Paying Student Loans While In Federal Prison

This is a common question we hear, “How am I suppose to pay my student loans while in prison?”. Going to prison does not release you from your obligation to paying back your student loans, therefore it’s very import to handle your student loans while your in prison, you don’t want to leave prison and find your student loans in default, your credit destroyed , and owing tens of thousands more with interest and penlites.

Things To Do Before You Go to Prison

1. Call your student loan provider and explain your situation and place your loans in deferment before you go to prison if you can. This will stop your student loans payments and interest for one year. This will give you a year before you have to reapply and to plan.

2. Give Power Of Attorney to someone you trust to handle all your student loans while your away. This will be easier for you since someone on the outside can actually call and talk with your student loan handler and submit all the paper work for you.

3. If you can’t give Power Of Attorney to someone, then print out all necessarily deferment, forbearance, or Income Based Repayment paper work, addresses, phone numbers, and give them to someone to mail to you once you are in prison. This is a very important step, once your inside if can be very hard to get the paper work since you will not be allowed internet access and if don’t know your student loan providers address or phone number you’ll have no way to contact them for help. Case Managers in prison are not always helpful and sometimes will refuse to locate these forms or addresses for you, this is why you should of plan ahead.

Government Backed Student Loans

If your loans are government backed such as:

  • Direct Subsidized Loans
  • Direct Unsubsidized Loans
  • Direct PLUS Loans made to graduate or professional students
  • Direct Consolidation Loans without underlying PLUS loans made to parents
  • Subsidized Federal Stafford Loans
  • Unsubsidized Federal Stafford Loans

If your loans are any of the above you have a few options.

First you will need to go to your prison case manager and request a proof of incarceration paperwork. This is a Federal Bureau of Prison letter stating you are incarcerated in a federal prison and how long your sentence is. Once you have this letter if will be easier to do the following:

1. Deferment your loans – This will allows you to temporarily postpone your student loan payments for a few years.

2. Forbearance – With forbearance you can stop making payments for up to 12 months, but interest will continue to accumulate.

3. The Income Based Repayment Program (IBR) is a popular program prisoners are starting to do.   To qualify for IBR, you must prove financial hardship, and being incarcerated in prison with no income is enough proof to qualify.

If you have a family member on the outside who you have given power of attorney to, they can submit all the required paper work for one of above options and keep you from going into default. If your had the forms ready in advance and someone mailed them to you make copies of the originals so you can use the forms over and over again if you need it.

If you don’t have someone on the outside who can help, I recommend you talk to your case manager at the prison and ask for them to get the required forms off the internet so you can fill them out and mail them to your student loan provider along with the proof of incarceration paperwork. You will also be required to submit the paperwork every year to your student loan provider.

Private Student Loans

People in prison who have private loans have few options, you can do only the following:

1. Deferment your loans – This will allows you to temporarily postpone your student loan payments for a few years.

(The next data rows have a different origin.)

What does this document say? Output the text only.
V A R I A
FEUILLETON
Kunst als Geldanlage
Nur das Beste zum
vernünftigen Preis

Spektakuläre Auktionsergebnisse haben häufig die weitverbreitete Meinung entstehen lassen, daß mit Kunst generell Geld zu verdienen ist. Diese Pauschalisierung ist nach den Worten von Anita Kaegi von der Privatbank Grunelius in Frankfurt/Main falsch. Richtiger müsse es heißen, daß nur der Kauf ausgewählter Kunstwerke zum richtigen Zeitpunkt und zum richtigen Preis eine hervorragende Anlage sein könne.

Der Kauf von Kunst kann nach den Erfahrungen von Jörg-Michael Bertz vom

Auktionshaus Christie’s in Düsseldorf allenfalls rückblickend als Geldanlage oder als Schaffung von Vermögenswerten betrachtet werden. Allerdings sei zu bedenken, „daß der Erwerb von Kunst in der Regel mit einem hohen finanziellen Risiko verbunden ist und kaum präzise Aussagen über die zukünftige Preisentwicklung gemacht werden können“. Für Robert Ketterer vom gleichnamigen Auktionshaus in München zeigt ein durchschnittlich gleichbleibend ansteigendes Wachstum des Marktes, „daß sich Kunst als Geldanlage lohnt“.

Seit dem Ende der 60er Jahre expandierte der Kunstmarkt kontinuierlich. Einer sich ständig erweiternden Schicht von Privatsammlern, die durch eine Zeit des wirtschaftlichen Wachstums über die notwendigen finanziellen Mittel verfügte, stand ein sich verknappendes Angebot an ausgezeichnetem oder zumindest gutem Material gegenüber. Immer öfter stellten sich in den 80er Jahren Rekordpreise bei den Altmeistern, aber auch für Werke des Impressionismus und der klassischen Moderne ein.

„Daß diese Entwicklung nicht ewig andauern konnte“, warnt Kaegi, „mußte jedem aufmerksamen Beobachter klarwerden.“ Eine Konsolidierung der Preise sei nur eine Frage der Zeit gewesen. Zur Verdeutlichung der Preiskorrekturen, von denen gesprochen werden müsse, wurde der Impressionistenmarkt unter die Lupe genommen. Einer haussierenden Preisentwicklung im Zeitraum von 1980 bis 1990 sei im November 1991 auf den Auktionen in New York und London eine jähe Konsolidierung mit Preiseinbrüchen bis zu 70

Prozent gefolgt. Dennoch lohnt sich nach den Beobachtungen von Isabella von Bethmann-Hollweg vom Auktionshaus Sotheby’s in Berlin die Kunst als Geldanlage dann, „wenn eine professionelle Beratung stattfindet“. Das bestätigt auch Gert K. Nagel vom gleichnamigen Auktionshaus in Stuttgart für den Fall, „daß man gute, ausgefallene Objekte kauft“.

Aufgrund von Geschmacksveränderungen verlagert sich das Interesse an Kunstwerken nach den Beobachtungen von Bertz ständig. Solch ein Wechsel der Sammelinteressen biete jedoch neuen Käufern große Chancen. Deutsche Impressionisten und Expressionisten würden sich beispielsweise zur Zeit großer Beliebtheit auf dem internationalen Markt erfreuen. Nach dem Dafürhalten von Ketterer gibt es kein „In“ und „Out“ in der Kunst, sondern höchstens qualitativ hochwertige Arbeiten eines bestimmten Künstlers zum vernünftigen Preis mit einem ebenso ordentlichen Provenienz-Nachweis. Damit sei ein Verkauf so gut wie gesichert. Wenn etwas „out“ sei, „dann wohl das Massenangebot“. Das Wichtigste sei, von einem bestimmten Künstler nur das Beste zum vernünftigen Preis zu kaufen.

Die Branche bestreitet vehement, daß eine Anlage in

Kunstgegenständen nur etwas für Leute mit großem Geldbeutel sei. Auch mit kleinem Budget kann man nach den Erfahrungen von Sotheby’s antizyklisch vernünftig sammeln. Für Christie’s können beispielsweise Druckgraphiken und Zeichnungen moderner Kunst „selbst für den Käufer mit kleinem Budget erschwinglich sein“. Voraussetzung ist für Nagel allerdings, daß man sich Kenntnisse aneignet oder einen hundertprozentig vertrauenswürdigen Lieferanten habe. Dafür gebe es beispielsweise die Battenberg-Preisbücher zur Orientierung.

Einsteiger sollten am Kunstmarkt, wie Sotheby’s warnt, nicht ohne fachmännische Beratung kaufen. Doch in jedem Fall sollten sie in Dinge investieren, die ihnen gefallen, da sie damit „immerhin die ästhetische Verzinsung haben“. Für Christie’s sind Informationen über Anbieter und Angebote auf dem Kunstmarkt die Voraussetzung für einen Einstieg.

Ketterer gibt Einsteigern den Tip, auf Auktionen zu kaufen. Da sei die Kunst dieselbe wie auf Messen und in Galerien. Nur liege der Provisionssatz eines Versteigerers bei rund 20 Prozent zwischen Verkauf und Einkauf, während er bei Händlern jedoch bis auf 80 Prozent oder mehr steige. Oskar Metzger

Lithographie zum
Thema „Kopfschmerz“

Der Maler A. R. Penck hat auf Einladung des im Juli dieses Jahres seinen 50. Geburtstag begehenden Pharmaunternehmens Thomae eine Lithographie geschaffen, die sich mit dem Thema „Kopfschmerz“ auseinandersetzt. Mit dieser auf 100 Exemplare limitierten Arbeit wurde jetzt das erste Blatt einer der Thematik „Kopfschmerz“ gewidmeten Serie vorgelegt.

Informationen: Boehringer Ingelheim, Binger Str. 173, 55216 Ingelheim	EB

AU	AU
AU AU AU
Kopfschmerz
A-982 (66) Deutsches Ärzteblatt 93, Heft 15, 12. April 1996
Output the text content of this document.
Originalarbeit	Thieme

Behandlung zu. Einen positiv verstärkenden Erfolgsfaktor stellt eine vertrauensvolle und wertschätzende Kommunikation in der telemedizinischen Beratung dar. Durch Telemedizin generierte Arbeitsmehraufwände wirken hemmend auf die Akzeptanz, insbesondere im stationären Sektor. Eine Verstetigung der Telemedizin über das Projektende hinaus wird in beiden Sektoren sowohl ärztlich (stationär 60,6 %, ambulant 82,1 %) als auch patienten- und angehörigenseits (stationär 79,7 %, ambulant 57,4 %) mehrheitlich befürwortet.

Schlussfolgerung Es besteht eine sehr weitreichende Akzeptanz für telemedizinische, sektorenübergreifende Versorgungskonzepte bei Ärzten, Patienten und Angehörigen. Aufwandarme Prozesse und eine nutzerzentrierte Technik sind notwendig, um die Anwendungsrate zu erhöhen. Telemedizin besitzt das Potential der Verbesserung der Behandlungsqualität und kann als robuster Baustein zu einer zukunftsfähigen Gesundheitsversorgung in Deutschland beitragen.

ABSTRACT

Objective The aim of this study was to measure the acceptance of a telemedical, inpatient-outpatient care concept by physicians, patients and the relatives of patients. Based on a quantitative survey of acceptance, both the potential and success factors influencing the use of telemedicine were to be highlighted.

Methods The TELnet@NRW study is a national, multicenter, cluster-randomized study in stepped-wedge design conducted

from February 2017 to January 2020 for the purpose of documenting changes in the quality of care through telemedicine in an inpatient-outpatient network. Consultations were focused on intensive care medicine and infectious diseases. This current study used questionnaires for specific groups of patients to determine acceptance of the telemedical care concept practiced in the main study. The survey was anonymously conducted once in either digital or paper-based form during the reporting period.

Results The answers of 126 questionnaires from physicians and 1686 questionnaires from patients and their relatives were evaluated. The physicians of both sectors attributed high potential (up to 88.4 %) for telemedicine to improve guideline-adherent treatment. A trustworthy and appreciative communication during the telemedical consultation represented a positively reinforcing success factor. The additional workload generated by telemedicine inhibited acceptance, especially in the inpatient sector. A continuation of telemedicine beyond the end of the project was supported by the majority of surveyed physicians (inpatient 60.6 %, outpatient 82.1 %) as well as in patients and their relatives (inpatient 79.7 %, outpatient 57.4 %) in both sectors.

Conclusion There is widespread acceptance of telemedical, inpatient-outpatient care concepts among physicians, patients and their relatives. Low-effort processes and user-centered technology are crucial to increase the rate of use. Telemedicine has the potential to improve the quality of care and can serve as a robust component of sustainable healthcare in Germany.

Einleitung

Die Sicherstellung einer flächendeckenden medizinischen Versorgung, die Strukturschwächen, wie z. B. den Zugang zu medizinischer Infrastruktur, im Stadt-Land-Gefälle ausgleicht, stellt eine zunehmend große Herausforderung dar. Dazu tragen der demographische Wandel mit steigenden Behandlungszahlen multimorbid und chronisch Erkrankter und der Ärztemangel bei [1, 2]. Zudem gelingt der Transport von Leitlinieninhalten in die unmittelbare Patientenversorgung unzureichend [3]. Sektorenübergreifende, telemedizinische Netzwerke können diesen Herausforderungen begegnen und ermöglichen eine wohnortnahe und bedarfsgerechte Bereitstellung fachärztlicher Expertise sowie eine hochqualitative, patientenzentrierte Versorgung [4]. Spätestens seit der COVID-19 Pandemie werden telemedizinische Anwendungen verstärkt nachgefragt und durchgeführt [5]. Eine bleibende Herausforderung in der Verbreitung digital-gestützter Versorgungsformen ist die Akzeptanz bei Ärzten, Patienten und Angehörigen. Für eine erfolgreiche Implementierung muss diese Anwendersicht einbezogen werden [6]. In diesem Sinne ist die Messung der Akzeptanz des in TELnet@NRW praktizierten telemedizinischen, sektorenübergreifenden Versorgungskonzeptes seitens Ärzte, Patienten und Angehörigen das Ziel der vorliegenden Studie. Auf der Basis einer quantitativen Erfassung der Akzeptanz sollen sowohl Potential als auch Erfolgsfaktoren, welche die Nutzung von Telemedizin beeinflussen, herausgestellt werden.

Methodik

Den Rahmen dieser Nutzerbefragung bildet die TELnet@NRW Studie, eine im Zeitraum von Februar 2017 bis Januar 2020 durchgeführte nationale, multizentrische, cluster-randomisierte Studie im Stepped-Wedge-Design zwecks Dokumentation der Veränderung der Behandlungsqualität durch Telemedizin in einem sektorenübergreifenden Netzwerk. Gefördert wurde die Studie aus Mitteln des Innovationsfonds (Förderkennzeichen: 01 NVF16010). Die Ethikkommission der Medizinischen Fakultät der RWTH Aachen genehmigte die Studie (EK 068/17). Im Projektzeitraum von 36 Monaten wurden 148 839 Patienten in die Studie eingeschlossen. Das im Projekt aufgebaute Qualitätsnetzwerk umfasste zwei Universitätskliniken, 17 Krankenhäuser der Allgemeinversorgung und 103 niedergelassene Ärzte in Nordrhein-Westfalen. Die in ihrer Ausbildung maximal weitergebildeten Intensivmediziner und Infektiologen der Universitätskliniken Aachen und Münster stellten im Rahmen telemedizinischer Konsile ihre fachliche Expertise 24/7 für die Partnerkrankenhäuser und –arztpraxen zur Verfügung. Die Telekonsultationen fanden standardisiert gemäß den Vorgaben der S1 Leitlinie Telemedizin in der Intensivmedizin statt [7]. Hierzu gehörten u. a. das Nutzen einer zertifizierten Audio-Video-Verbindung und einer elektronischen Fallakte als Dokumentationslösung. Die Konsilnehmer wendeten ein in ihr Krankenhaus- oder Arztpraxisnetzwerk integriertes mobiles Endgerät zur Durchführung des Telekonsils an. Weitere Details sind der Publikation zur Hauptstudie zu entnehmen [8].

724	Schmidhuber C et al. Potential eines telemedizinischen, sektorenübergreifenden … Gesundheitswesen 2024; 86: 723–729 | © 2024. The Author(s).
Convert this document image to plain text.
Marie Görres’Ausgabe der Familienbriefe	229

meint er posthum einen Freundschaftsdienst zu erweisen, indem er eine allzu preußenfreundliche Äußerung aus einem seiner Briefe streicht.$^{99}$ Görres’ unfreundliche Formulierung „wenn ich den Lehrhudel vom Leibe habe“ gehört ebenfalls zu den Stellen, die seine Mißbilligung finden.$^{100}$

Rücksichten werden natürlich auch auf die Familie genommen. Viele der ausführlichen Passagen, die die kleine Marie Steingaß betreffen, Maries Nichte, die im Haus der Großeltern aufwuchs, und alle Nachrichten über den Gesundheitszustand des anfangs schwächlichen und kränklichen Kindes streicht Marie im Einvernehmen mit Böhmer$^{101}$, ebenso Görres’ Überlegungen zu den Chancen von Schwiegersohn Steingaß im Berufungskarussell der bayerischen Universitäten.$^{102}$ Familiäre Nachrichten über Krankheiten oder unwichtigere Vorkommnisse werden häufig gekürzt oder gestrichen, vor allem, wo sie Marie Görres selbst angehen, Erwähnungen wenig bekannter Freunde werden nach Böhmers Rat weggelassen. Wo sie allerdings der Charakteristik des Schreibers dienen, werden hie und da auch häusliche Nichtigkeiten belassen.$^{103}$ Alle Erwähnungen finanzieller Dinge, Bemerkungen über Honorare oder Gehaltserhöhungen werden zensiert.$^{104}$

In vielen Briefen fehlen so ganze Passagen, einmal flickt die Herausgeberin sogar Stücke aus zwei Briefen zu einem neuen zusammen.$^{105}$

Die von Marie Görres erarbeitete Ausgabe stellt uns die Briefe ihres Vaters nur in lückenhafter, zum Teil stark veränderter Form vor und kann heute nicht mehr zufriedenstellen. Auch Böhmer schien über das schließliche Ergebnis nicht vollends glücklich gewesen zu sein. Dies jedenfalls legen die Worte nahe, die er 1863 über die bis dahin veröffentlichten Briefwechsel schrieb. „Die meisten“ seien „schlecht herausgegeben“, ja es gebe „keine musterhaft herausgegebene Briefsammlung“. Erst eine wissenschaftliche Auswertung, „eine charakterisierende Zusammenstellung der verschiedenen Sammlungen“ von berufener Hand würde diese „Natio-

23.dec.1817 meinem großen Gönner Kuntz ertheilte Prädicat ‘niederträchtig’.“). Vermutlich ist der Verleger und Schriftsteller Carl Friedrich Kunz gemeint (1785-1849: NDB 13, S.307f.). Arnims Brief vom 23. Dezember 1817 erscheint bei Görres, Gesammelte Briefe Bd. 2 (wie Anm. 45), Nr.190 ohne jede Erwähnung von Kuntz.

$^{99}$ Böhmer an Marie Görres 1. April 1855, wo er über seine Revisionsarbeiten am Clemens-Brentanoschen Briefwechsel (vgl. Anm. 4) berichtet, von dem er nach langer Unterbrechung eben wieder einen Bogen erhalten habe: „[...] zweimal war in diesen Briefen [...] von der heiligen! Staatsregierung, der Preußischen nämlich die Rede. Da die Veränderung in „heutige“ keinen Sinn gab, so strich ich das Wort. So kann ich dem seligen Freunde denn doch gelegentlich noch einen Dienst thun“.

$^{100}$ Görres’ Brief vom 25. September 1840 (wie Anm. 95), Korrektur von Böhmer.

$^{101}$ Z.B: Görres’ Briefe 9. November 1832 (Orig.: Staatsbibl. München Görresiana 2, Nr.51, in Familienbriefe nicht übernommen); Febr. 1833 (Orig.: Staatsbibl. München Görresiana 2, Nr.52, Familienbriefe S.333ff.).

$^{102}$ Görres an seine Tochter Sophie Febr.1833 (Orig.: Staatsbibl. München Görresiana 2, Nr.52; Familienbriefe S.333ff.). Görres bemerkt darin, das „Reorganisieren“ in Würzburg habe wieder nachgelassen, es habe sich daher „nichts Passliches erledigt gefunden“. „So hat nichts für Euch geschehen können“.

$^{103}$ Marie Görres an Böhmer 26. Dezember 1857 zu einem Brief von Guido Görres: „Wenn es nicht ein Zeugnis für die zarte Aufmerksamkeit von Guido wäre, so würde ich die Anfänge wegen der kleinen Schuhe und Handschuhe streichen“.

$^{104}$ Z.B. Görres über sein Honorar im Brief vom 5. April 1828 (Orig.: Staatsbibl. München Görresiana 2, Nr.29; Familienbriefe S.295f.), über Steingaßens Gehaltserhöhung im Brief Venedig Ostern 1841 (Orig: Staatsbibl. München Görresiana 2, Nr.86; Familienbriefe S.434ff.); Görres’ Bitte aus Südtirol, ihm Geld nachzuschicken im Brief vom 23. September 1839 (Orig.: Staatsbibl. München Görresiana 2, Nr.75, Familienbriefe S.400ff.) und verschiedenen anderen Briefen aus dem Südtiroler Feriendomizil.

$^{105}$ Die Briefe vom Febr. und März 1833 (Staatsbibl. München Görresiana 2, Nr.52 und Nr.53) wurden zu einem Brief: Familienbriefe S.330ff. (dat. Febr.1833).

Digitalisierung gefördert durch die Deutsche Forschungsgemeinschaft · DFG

2. Forbearance – With forbearance you can stop making payments for up to 12 months, but interest will continue to accumulate.

You will still need the proof of incarceration paperwork from your case manager to apply for any of the above options. After you maxed out those options and you’re still in prison expect your loans to go into default and for penalties and interest to be added over the remainder of your sentence. Sallie Mae for example is very unsympathetic for people to people who owe them money while they are in prison. Various people have reported Sallie Mae conveniently loses paper work from prisoners since they know that there is very little they can do while they are incarcerated.